While I'm definitely an irreverent conservative now, in college I was more of a bombthrower, writing more to piss off campus liberals than make reasoned, seasoned arguments. Yeah, it wasn't journalistically sound, but it made for some interesting relationships -- like my favorite leftist love, who, in deference to our debates over "The Communist Manifesto," I'll call Karl.

Our romance began as many college relationships do, over cheap brew and loud music while fraternity-party hopping on a Saturday night. Our romance then progressed as those college relationships do: back to his fraternity pad for hours of kissing. If it seemed by that point we were doomed to only about as much depth as, well, many college relationships, things took an interesting turn.

In the middle of the smoochfest, we talked about world and societal affairs; he described with a classic Irish temper his anger at hearing a table full of customers liberally drop the N-word at the restaurant where he waited tables. I was hooked: When it came down to it, a guy passionately promoting racial equality was hotter than a conservative ex-boyfriend who'd dedicated his entire campus existence to crushing the "libtards."

Plus, the fact that Karl was a fantastic kisser didn't hurt. I'm only human.

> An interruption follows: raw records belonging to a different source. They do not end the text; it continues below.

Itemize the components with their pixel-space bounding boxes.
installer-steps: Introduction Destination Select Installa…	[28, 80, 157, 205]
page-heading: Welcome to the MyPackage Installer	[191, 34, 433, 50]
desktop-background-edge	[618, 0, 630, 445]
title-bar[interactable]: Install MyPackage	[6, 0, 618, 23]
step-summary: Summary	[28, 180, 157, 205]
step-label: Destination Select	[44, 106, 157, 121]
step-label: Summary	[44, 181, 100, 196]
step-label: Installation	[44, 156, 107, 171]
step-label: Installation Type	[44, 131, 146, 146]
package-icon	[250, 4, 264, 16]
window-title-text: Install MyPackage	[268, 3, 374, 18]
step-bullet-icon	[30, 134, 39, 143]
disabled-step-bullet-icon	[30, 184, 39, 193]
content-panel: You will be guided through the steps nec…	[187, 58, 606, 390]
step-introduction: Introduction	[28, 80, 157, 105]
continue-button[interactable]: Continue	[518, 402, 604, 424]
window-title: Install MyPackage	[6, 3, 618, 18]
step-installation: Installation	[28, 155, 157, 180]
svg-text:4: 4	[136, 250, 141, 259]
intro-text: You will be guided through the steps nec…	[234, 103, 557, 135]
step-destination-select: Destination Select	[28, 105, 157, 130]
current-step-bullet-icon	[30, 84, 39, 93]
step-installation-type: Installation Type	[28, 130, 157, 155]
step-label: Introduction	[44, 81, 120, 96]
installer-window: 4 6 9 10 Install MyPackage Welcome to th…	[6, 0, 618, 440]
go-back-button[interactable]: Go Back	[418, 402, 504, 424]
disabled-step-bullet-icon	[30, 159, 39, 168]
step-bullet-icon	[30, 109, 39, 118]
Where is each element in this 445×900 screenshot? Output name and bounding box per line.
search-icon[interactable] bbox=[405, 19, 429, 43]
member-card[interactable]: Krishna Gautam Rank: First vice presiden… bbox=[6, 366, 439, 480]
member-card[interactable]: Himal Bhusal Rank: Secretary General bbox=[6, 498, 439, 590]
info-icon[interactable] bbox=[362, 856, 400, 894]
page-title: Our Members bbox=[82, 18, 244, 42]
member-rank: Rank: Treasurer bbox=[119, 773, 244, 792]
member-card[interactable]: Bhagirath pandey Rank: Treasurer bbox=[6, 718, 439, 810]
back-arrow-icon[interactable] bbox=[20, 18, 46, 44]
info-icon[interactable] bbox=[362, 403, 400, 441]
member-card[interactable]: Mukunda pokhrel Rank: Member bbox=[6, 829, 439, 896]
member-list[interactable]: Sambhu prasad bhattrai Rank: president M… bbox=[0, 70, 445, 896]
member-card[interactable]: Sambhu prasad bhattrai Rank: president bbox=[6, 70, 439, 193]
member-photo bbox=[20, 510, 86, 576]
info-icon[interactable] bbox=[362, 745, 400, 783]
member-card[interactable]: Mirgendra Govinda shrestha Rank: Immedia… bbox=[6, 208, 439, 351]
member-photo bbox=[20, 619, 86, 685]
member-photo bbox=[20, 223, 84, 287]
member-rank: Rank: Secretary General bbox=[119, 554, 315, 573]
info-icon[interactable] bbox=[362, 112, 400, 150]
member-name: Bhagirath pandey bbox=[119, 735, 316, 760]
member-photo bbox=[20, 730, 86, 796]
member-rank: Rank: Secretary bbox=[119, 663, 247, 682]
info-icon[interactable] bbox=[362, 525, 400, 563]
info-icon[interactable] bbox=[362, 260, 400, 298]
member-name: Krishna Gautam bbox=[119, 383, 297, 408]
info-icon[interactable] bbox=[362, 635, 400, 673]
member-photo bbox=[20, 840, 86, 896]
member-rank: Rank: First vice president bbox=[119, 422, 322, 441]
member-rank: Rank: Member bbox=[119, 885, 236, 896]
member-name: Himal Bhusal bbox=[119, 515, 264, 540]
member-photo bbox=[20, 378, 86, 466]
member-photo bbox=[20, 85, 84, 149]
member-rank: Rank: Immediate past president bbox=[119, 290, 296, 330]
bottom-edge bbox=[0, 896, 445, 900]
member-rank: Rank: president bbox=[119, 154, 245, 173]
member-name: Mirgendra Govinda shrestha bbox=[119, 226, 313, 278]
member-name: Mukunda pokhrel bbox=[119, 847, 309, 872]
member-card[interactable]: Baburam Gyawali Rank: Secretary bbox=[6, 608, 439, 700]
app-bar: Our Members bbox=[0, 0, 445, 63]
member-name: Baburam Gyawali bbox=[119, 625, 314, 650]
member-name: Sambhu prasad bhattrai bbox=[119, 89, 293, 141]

I ribbed him when he went to a state Democratic Party convention; he ribbed me when I went to an event called the Rush Limbaugh Picnic. We argued over the redistribution of wealth even as neither of us had any wealth to redistribute. Our discussions and banter only made the relationship more exciting.

But like the fractious wings of the Republican Party should be doing nowadays, in a cross-party romance you also have to focus on the things on which you agree. On everything else, you can enjoy quibbling and making up.

So if bipartisan romances are doable, are they also preferable?

There are high points. For starters, leftist boyfriends won't criticize or act creeped out around your gay friends. And contrary to popular belief that they're indoctrinated in a school of "impoliteness equals equality," they hold open doors and pick up the check as often as their conservative counterparts. Liberal men also have the potential to take some of the identity politics, so to speak, out of relationships: Duties are shared rather than branded "women's work," and these guys seem to be less hurt or offended if a woman decides to keep her maiden name.

A liberal man may make a good match for more independent, free-spirited, career-oriented, driven women. Before meeting Karl, I had a conservative boyfriend who told me that women shouldn't be police officers. I was a criminology major, so that went over really well. It soon became apparent that he was looking for not so much a partner in crime as a little woman to ring the dinner bell (literally -- he was a farmer). Strike out!

But when it comes down to it, party affiliation may not have as much to do with compatibility as what kind of man he actually is. Later in life, I would date a conservative political player only to discover that he'd not been forthcoming about his personal life - namely, having a wife and kiddies at home. As most relationships teach you some sort of life lesson, this one taught me a political lesson as well: Neither party has a monopoly on values.

Of course, there are some values points on which those looking for the love of their life won't compromise. Leftists also weigh their own dealer-breakers when considering love among us warmongering conservatives. That is, until they get tired of dating ecoterrorists -- a real complaint I recently heard from a nice, eligible lefty guy.

Bridget Johnson is a columnist at the Los Angeles Daily News.